Mi relación con mi madre siempre ha sido disfuncional.
Cuando hablo de ella, a menudo me siento como esa niña otra vez, caminando por esa
línea delgada entre intentar tan desesperadamente complacerla y estar
aterrorizada por fracasar. Me siento más vulnerable al hablar de ella que
cualquier otro aspecto de mi vida porque esa niña dentro de mí nunca entenderá
por qué ella no me amaba. Por qué no podía amarme.
Tantas elecciones en mi vida han sido hechas por ninguna
otra razón que yo no queriendo convertirme en ella. Donde ella era crítica e
inflexible, hice todo lo posible por ser flexible y alabar a los que me rodeaban;
Mientras ella era cerrada, me enorgullecía de ser imparcial.
Hace poco tiempo empecé a hablar con ella más seguido. Ella
está luchando con su enfermedad, pero ha mejorado bastante. Desde entonces he
hablado con la gente con la que había estado en su último año, meses, días.
Compartieron historias sobre cómo finalmente había recibido la ayuda que
necesitaba y estaba en un mejor lugar mental y emocional. Aprendí que había
desarrollado un cariño por Harry Potter, algo que mis hijos y yo compartimos.
Se había vuelto, en muchos sentidos, extravagante, tonta y
dulce; Ella era amable y generosa casi a la culpa, siempre tratando de ayudar a
otros. Cuando oí una historia sincera tras otra, me di cuenta de que nunca
conocí a mi madre, aunque conocía bien su enfermedad mental.

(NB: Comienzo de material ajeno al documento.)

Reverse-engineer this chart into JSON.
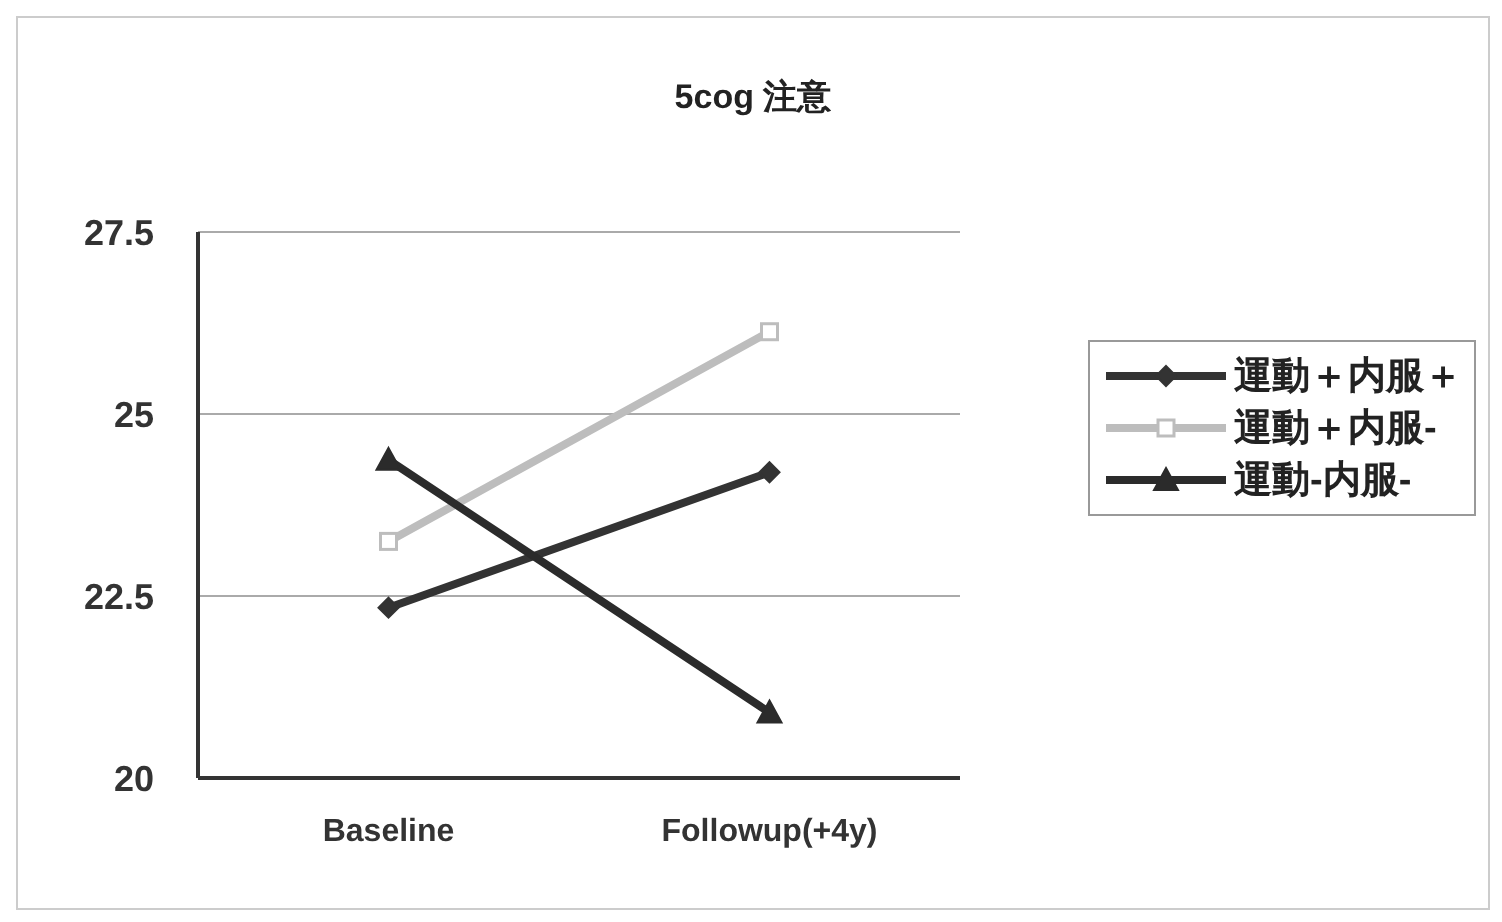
{
  "chart_data": {
    "type": "line",
    "title": "5cog 注意",
    "categories": [
      "Baseline",
      "Followup(+4y)"
    ],
    "series": [
      {
        "name": "運動＋内服＋",
        "color": "#333333",
        "marker": "diamond",
        "values": [
          22.34,
          24.2
        ]
      },
      {
        "name": "運動＋内服-",
        "color": "#bdbdbd",
        "marker": "square",
        "values": [
          23.25,
          26.13
        ]
      },
      {
        "name": "運動-内服-",
        "color": "#2b2b2b",
        "marker": "triangle",
        "values": [
          24.37,
          20.9
        ]
      }
    ],
    "ylim": [
      20,
      27.5
    ],
    "yticks": [
      20,
      22.5,
      25,
      27.5
    ],
    "grid": "y",
    "legend": "right"
  }
}
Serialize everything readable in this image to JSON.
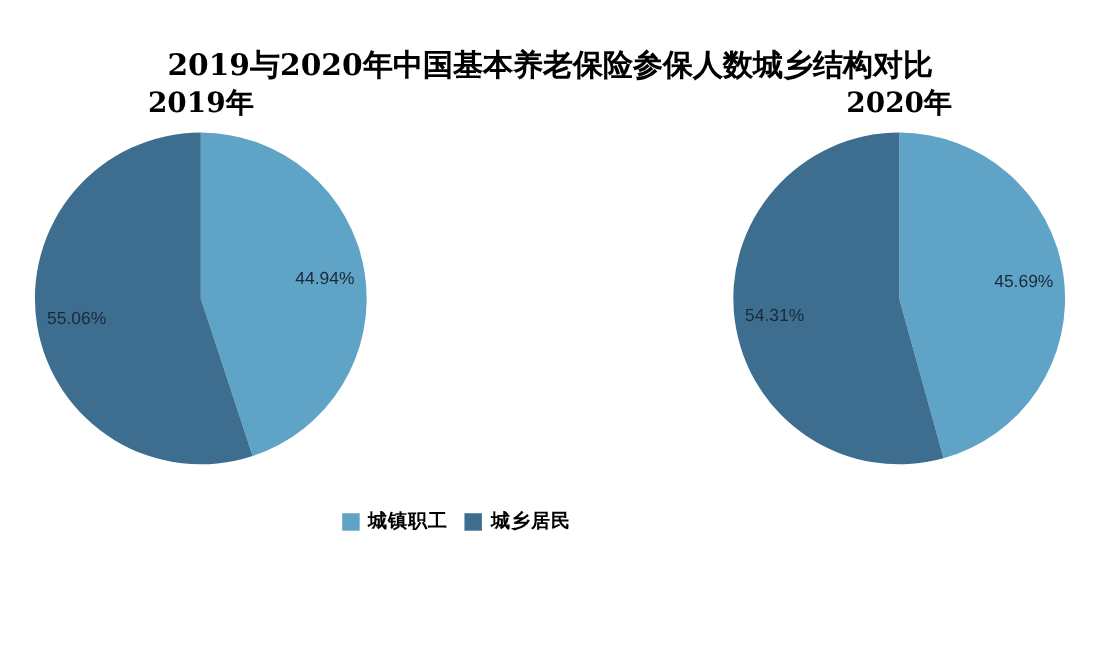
{
  "chart_data": {
    "type": "pie",
    "title": "2019与2020年中国基本养老保险参保人数城乡结构对比",
    "categories": [
      "城镇职工",
      "城乡居民"
    ],
    "colors": [
      "#5fa3c6",
      "#3d6e8f"
    ],
    "legend": "bottom",
    "series": [
      {
        "name": "2019年",
        "values": [
          44.94,
          55.06
        ],
        "value_labels": [
          "44.94%",
          "55.06%"
        ]
      },
      {
        "name": "2020年",
        "values": [
          45.69,
          54.31
        ],
        "value_labels": [
          "45.69%",
          "54.31%"
        ]
      }
    ]
  }
}
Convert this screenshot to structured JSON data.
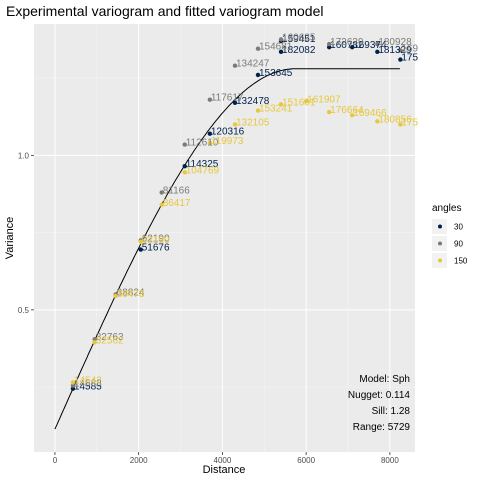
{
  "chart_data": {
    "type": "scatter",
    "title": "Experimental variogram and fitted variogram model",
    "xlabel": "Distance",
    "ylabel": "Variance",
    "xlim": [
      -500,
      8600
    ],
    "ylim": [
      0.04,
      1.425
    ],
    "x_ticks": [
      0,
      2000,
      4000,
      6000,
      8000
    ],
    "y_ticks": [
      0.5,
      1.0
    ],
    "y_tick_labels": [
      "0.5",
      "1.0"
    ],
    "grid": true,
    "legend": {
      "title": "angles",
      "placement": "right",
      "entries": [
        {
          "label": "30",
          "color": "#00204d"
        },
        {
          "label": "90",
          "color": "#7c7b78"
        },
        {
          "label": "150",
          "color": "#e6c83c"
        }
      ]
    },
    "model": {
      "type": "Sph",
      "nugget": 0.114,
      "sill": 1.28,
      "range": 5729
    },
    "annotations": [
      "Model: Sph",
      "Nugget: 0.114",
      "Sill: 1.28",
      "Range: 5729"
    ],
    "series": [
      {
        "name": "30",
        "color": "#00204d",
        "points": [
          {
            "x": 430,
            "y": 0.245,
            "label": "14585"
          },
          {
            "x": 2050,
            "y": 0.695,
            "label": "51676"
          },
          {
            "x": 3100,
            "y": 0.965,
            "label": "114325"
          },
          {
            "x": 3700,
            "y": 1.07,
            "label": "120316"
          },
          {
            "x": 4300,
            "y": 1.17,
            "label": "132478"
          },
          {
            "x": 4850,
            "y": 1.26,
            "label": "153645"
          },
          {
            "x": 5400,
            "y": 1.335,
            "label": "182082"
          },
          {
            "x": 5400,
            "y": 1.37,
            "label": "159451"
          },
          {
            "x": 6550,
            "y": 1.35,
            "label": "160782"
          },
          {
            "x": 7100,
            "y": 1.35,
            "label": "169374"
          },
          {
            "x": 7700,
            "y": 1.335,
            "label": "181329"
          },
          {
            "x": 8250,
            "y": 1.31,
            "label": "175"
          }
        ]
      },
      {
        "name": "90",
        "color": "#7c7b78",
        "points": [
          {
            "x": 430,
            "y": 0.255,
            "label": "14583"
          },
          {
            "x": 950,
            "y": 0.405,
            "label": "32763"
          },
          {
            "x": 1450,
            "y": 0.55,
            "label": "38824"
          },
          {
            "x": 2050,
            "y": 0.725,
            "label": "62190"
          },
          {
            "x": 2550,
            "y": 0.88,
            "label": "81166"
          },
          {
            "x": 3100,
            "y": 1.035,
            "label": "112610"
          },
          {
            "x": 3700,
            "y": 1.18,
            "label": "117617"
          },
          {
            "x": 4300,
            "y": 1.29,
            "label": "134247"
          },
          {
            "x": 4850,
            "y": 1.345,
            "label": "154681"
          },
          {
            "x": 5400,
            "y": 1.375,
            "label": "160625"
          },
          {
            "x": 6550,
            "y": 1.36,
            "label": "172639"
          },
          {
            "x": 7700,
            "y": 1.36,
            "label": "180928"
          },
          {
            "x": 8250,
            "y": 1.34,
            "label": "169"
          }
        ]
      },
      {
        "name": "150",
        "color": "#e6c83c",
        "points": [
          {
            "x": 430,
            "y": 0.265,
            "label": "14542"
          },
          {
            "x": 950,
            "y": 0.395,
            "label": "32562"
          },
          {
            "x": 1450,
            "y": 0.545,
            "label": "38473"
          },
          {
            "x": 2050,
            "y": 0.72,
            "label": "62190"
          },
          {
            "x": 2550,
            "y": 0.84,
            "label": "86417"
          },
          {
            "x": 3100,
            "y": 0.945,
            "label": "104769"
          },
          {
            "x": 3700,
            "y": 1.04,
            "label": "119973"
          },
          {
            "x": 4300,
            "y": 1.1,
            "label": "132105"
          },
          {
            "x": 4850,
            "y": 1.145,
            "label": "153241"
          },
          {
            "x": 5400,
            "y": 1.165,
            "label": "151601"
          },
          {
            "x": 6000,
            "y": 1.175,
            "label": "161907"
          },
          {
            "x": 6550,
            "y": 1.14,
            "label": "176664"
          },
          {
            "x": 7100,
            "y": 1.13,
            "label": "169466"
          },
          {
            "x": 7700,
            "y": 1.11,
            "label": "180856"
          },
          {
            "x": 8250,
            "y": 1.1,
            "label": "175"
          }
        ]
      }
    ]
  }
}
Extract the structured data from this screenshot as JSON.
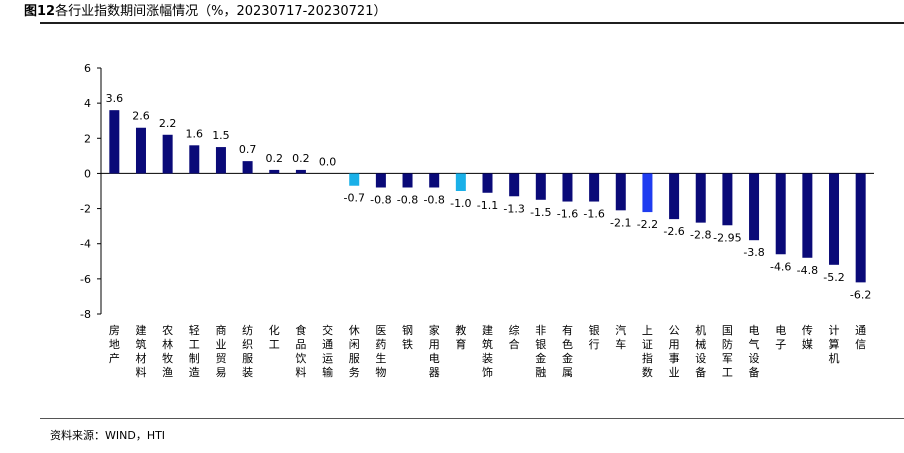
{
  "header": {
    "title_prefix": "图12",
    "title_text": "各行业指数期间涨幅情况（%，20230717-20230721）"
  },
  "footer": {
    "source": "资料来源：WIND，HTI"
  },
  "colors": {
    "primary_bar": "#0a0a78",
    "highlight_bar": "#1ab0e8",
    "index_bar": "#1f3cf0"
  },
  "chart_data": {
    "type": "bar",
    "ylim": [
      -8,
      6
    ],
    "yticks": [
      6,
      4,
      2,
      0,
      -2,
      -4,
      -6,
      -8
    ],
    "grid": false,
    "categories": [
      "房地产",
      "建筑材料",
      "农林牧渔",
      "轻工制造",
      "商业贸易",
      "纺织服装",
      "化工",
      "食品饮料",
      "交通运输",
      "休闲服务",
      "医药生物",
      "钢铁",
      "家用电器",
      "教育",
      "建筑装饰",
      "综合",
      "非银金融",
      "有色金属",
      "银行",
      "汽车",
      "上证指数",
      "公用事业",
      "机械设备",
      "国防军工",
      "电气设备",
      "电子",
      "传媒",
      "计算机",
      "通信"
    ],
    "values": [
      3.6,
      2.6,
      2.2,
      1.6,
      1.5,
      0.7,
      0.2,
      0.2,
      0.0,
      -0.7,
      -0.8,
      -0.8,
      -0.8,
      -1.0,
      -1.1,
      -1.3,
      -1.5,
      -1.6,
      -1.6,
      -2.1,
      -2.2,
      -2.6,
      -2.8,
      -2.95,
      -3.8,
      -4.6,
      -4.8,
      -5.2,
      -6.2
    ],
    "value_labels": [
      "3.6",
      "2.6",
      "2.2",
      "1.6",
      "1.5",
      "0.7",
      "0.2",
      "0.2",
      "0.0",
      "-0.7",
      "-0.8",
      "-0.8",
      "-0.8",
      "-1.0",
      "-1.1",
      "-1.3",
      "-1.5",
      "-1.6",
      "-1.6",
      "-2.1",
      "-2.2",
      "-2.6",
      "-2.8",
      "-2.95",
      "-3.8",
      "-4.6",
      "-4.8",
      "-5.2",
      "-6.2"
    ],
    "bar_colors": [
      "primary",
      "primary",
      "primary",
      "primary",
      "primary",
      "primary",
      "primary",
      "primary",
      "primary",
      "highlight",
      "primary",
      "primary",
      "primary",
      "highlight",
      "primary",
      "primary",
      "primary",
      "primary",
      "primary",
      "primary",
      "index",
      "primary",
      "primary",
      "primary",
      "primary",
      "primary",
      "primary",
      "primary",
      "primary"
    ]
  }
}
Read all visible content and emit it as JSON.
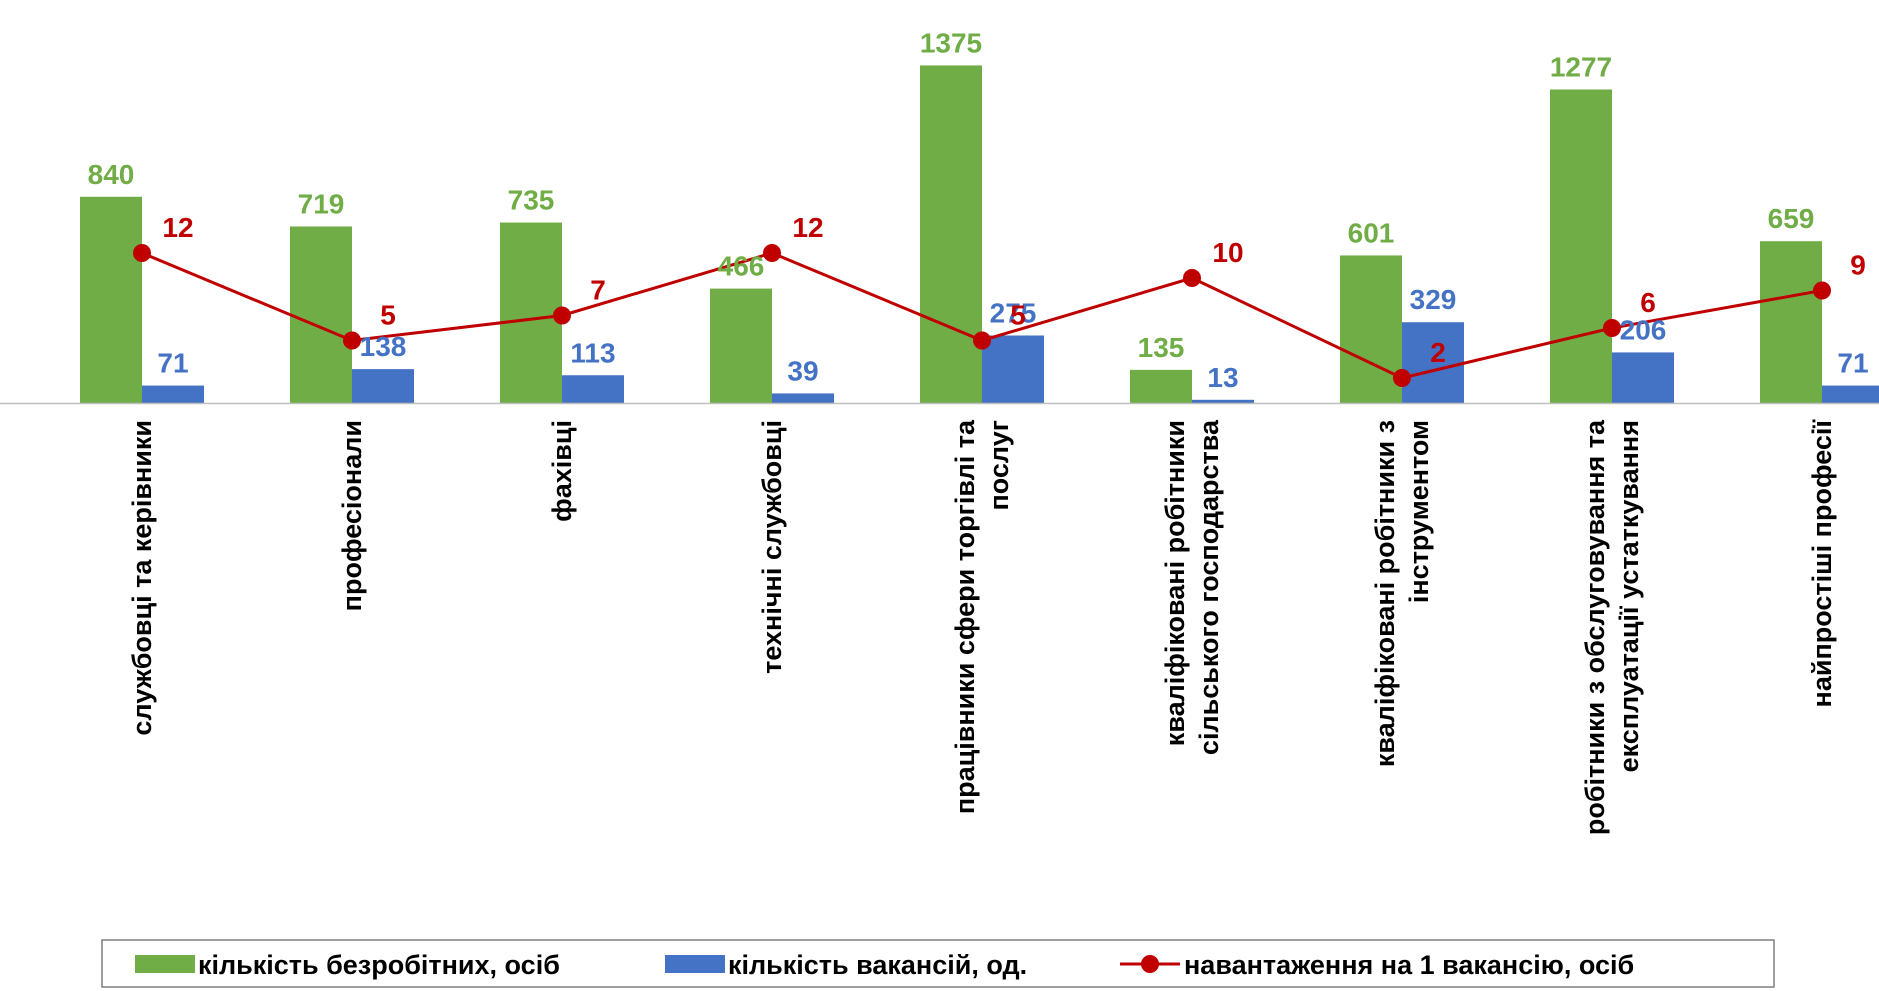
{
  "chart_data": {
    "type": "bar",
    "categories": [
      [
        "службовці та керівники"
      ],
      [
        "професіонали"
      ],
      [
        "фахівці"
      ],
      [
        "технічні службовці"
      ],
      [
        "працівники сфери торгівлі та",
        "послуг"
      ],
      [
        "кваліфіковані робітники",
        "сільського господарства"
      ],
      [
        "кваліфіковані робітники з",
        "інструментом"
      ],
      [
        "робітники з обслуговування та",
        "експлуатації устаткування"
      ],
      [
        "найпростіші професії"
      ]
    ],
    "series": [
      {
        "name": "кількість безробітних,  осіб",
        "type": "bar",
        "color": "#70ad47",
        "values": [
          840,
          719,
          735,
          466,
          1375,
          135,
          601,
          1277,
          659
        ]
      },
      {
        "name": "кількість вакансій,  од.",
        "type": "bar",
        "color": "#4472c4",
        "values": [
          71,
          138,
          113,
          39,
          275,
          13,
          329,
          206,
          71
        ]
      },
      {
        "name": "навантаження на 1 вакансію, осіб",
        "type": "line",
        "color": "#c00000",
        "values": [
          12,
          5,
          7,
          12,
          5,
          10,
          2,
          6,
          9
        ]
      }
    ],
    "bar_ylim": [
      0,
      1450
    ],
    "line_ylim": [
      0,
      30
    ],
    "legend_position": "bottom",
    "grid": false
  }
}
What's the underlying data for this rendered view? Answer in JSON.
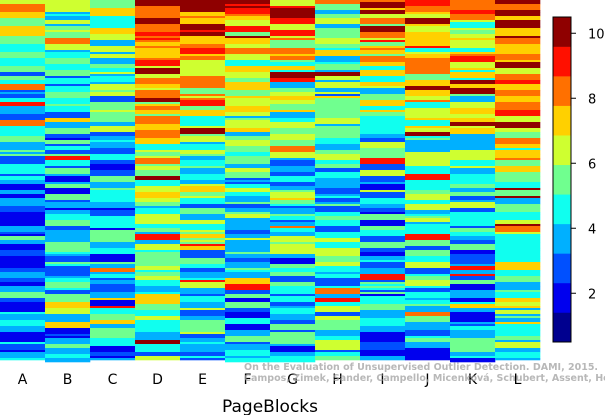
{
  "chart_data": {
    "type": "heatmap",
    "xlabel": "PageBlocks",
    "columns": [
      "A",
      "B",
      "C",
      "D",
      "E",
      "F",
      "G",
      "H",
      "I",
      "J",
      "K",
      "L"
    ],
    "colorbar": {
      "range": [
        0.5,
        10.5
      ],
      "ticks": [
        2,
        4,
        6,
        8,
        10
      ],
      "bins": 10,
      "palette": [
        "#00008f",
        "#0000ee",
        "#0050ff",
        "#00b0ff",
        "#10ffef",
        "#70ff8f",
        "#cfff30",
        "#ffd000",
        "#ff7000",
        "#ff1000",
        "#8f0000"
      ]
    },
    "watermark": {
      "line1": "On the Evaluation of Unsupervised Outlier Detection. DAMI, 2015.",
      "line2": "Campos, Zimek, Sander, Campello, Micenková, Schubert, Assent, Houle"
    }
  },
  "columns_profile": [
    [
      7,
      2,
      4
    ],
    [
      5,
      3,
      3.5
    ],
    [
      6,
      3,
      4
    ],
    [
      9.5,
      3,
      2
    ],
    [
      9,
      3,
      2.5
    ],
    [
      8,
      3,
      3
    ],
    [
      8,
      3,
      3
    ],
    [
      6,
      4,
      7
    ],
    [
      9,
      2,
      3
    ],
    [
      8.5,
      3,
      3
    ],
    [
      7,
      2,
      2
    ],
    [
      10,
      4,
      2.5
    ]
  ]
}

Era un lodo oscuro que rezumaba sobre ella, borrando su
verdadero yo detrás de una oscuridad y crueldad. La mujer en la que se
convirtió ahora me genera una sensación agridulce. Ojalá pudiera haber conocido
a esa mujer.
Durante años, ansiaba que una madre estuviera allí, que MI
madre estuviera allí. En cambio, me quedo aferrada a los recuerdos de los demás
y huyendo de los monstruos de su propia enfermedad mental en mi depresión.
Escrito por Kevin Guanilo de Hoy Aprendí.